Antonio Hinojosa’s state court claim had been dismissed by the Orange County, California, Superior Court for having been filed in the wrong county.  The California Supreme Court then summarily denied a writ of habeas corpus without explanation.
When the case reached the Ninth Circuit, it used the Supreme Court’s decision in Ylst v. Nunnemaker, 501 U.S. 797 (1991), to “look through” the California Supreme Court’s summary denial to the Superior Court’s dismissal for improper venue.  The Ninth Circuit then decided that the Superior Court’s decision was not “on the merits,” so the Ninth Circuit was not bound by AEDPA deference.
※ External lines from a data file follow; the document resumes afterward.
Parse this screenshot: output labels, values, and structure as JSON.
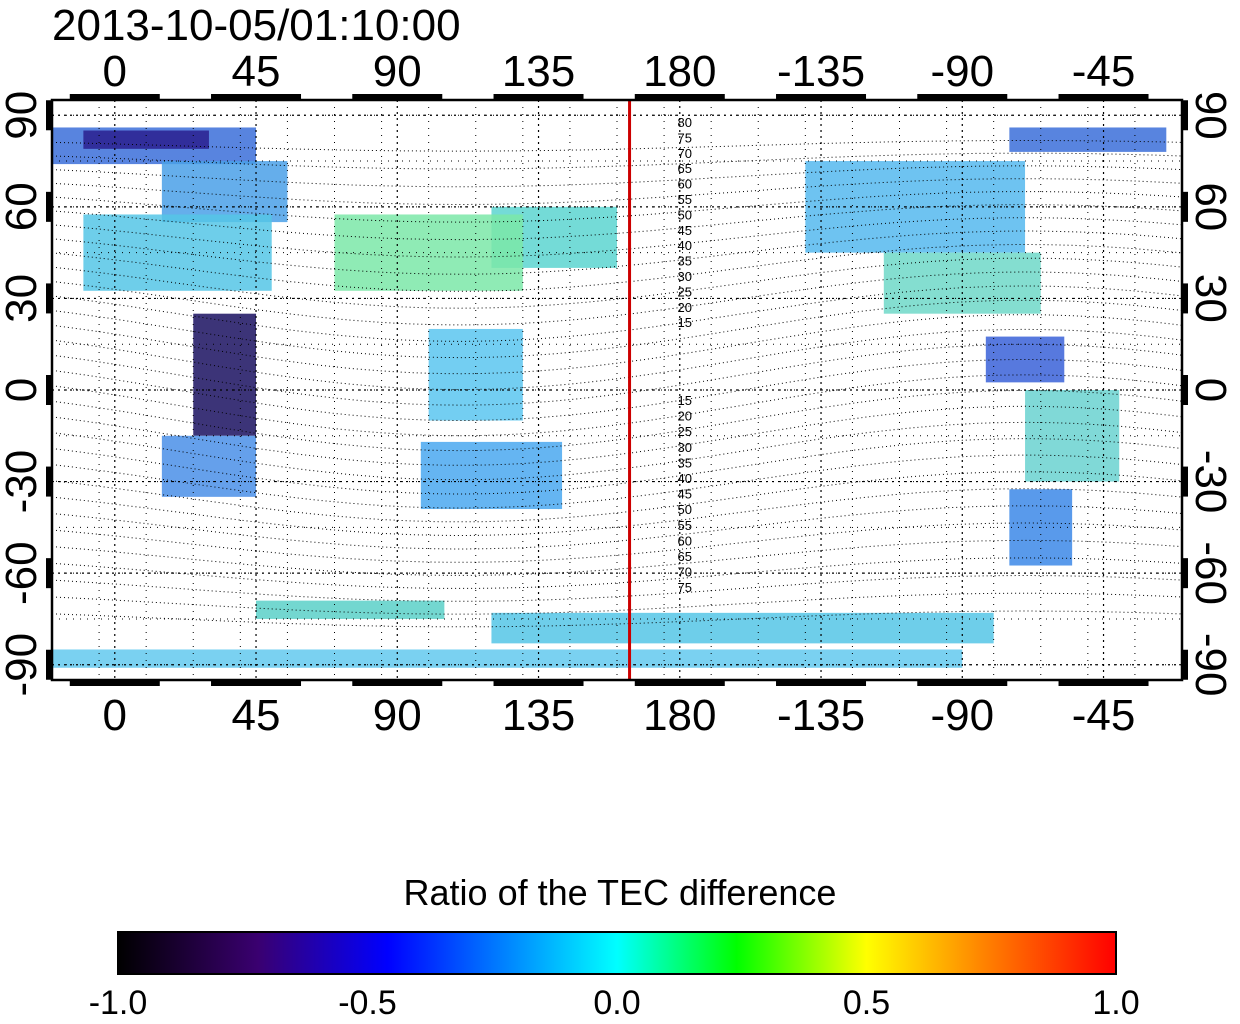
{
  "title": "2013-10-05/01:10:00",
  "map": {
    "top_lon_labels": [
      "0",
      "45",
      "90",
      "135",
      "180",
      "-135",
      "-90",
      "-45"
    ],
    "bottom_lon_labels": [
      "0",
      "45",
      "90",
      "135",
      "180",
      "-135",
      "-90",
      "-45"
    ],
    "left_lat_labels": [
      "90",
      "60",
      "30",
      "0",
      "-30",
      "-60",
      "-90"
    ],
    "right_lat_labels": [
      "90",
      "60",
      "30",
      "0",
      "-30",
      "-60",
      "-90"
    ],
    "lon_ticks": [
      0,
      45,
      90,
      135,
      180,
      225,
      270,
      315
    ],
    "lat_ticks": [
      90,
      60,
      30,
      0,
      -30,
      -60,
      -90
    ],
    "lon_range": [
      -20,
      340
    ],
    "lat_range": [
      -95,
      95
    ],
    "terminator_lon": 164,
    "terminator_color": "#cc0000",
    "north_mlat_labels": [
      "80",
      "75",
      "70",
      "65",
      "60",
      "55",
      "50",
      "45",
      "40",
      "35",
      "30",
      "25",
      "20",
      "15"
    ],
    "north_mlat_values": [
      80,
      75,
      70,
      65,
      60,
      55,
      50,
      45,
      40,
      35,
      30,
      25,
      20,
      15
    ],
    "south_mlat_labels": [
      "15",
      "20",
      "25",
      "30",
      "35",
      "40",
      "45",
      "50",
      "55",
      "60",
      "65",
      "70",
      "75"
    ],
    "south_mlat_values": [
      -15,
      -20,
      -25,
      -30,
      -35,
      -40,
      -45,
      -50,
      -55,
      -60,
      -65,
      -70,
      -75
    ]
  },
  "colorbar": {
    "title": "Ratio of the TEC difference",
    "ticks": [
      "-1.0",
      "-0.5",
      "0.0",
      "0.5",
      "1.0"
    ],
    "range": [
      -1.0,
      1.0
    ],
    "colors": [
      "#000000",
      "#3a0070",
      "#0000ff",
      "#00ffff",
      "#00ff00",
      "#ffff00",
      "#ff8000",
      "#ff0000"
    ]
  }
}
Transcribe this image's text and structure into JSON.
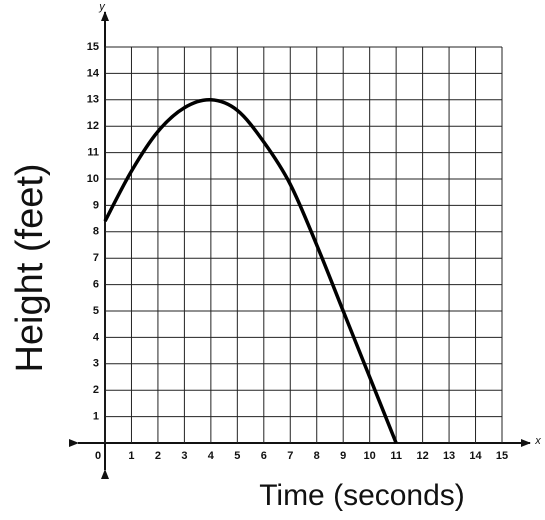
{
  "chart_data": {
    "type": "line",
    "x_label": "Time (seconds)",
    "y_label": "Height (feet)",
    "x_axis_name": "x",
    "y_axis_name": "y",
    "x": [
      0,
      1,
      2,
      3,
      4,
      5,
      6,
      7,
      8,
      9,
      10,
      11
    ],
    "series": [
      {
        "color": "#000000",
        "values": [
          8.4,
          10.3,
          11.8,
          12.7,
          13,
          12.6,
          11.4,
          9.8,
          7.5,
          5.0,
          2.5,
          0
        ]
      }
    ],
    "xlim": [
      0,
      15
    ],
    "ylim": [
      0,
      15
    ],
    "xticks": [
      0,
      1,
      2,
      3,
      4,
      5,
      6,
      7,
      8,
      9,
      10,
      11,
      12,
      13,
      14,
      15
    ],
    "yticks": [
      1,
      2,
      3,
      4,
      5,
      6,
      7,
      8,
      9,
      10,
      11,
      12,
      13,
      14,
      15
    ],
    "grid": true
  }
}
But the Supreme Court disagreed.  “In Ylst, we said that where ‘the last reasoned opinion on the claim explicitly imposes a procedural default, we will presume that a later decision rejecting the claim did not silently disregard that bar and consider the merits,” the Court said.  “But we pointedly refused to make the presumption irrebuttable; ‘strong evidence can refute it.’”
The presumption was rebutted here, the Court held.  The California Supreme Court could not have rejected Hinojosa’s claim on “improper venue” grounds, since there was only one California Supreme Court, and that was “only venue” in which Hinojosa could have sought a writ of habeas corpus in that court.  Thus, the California Supreme Court’s decision did not rest on the same grounds as the Superior Court’s.
Justices Sotomayor and Ginsburg dissented.  They believed the California Supreme Court “easily could have denied his petition because it agreed with the Superior Court’s conclusion that he filed the first petition in the wrong county."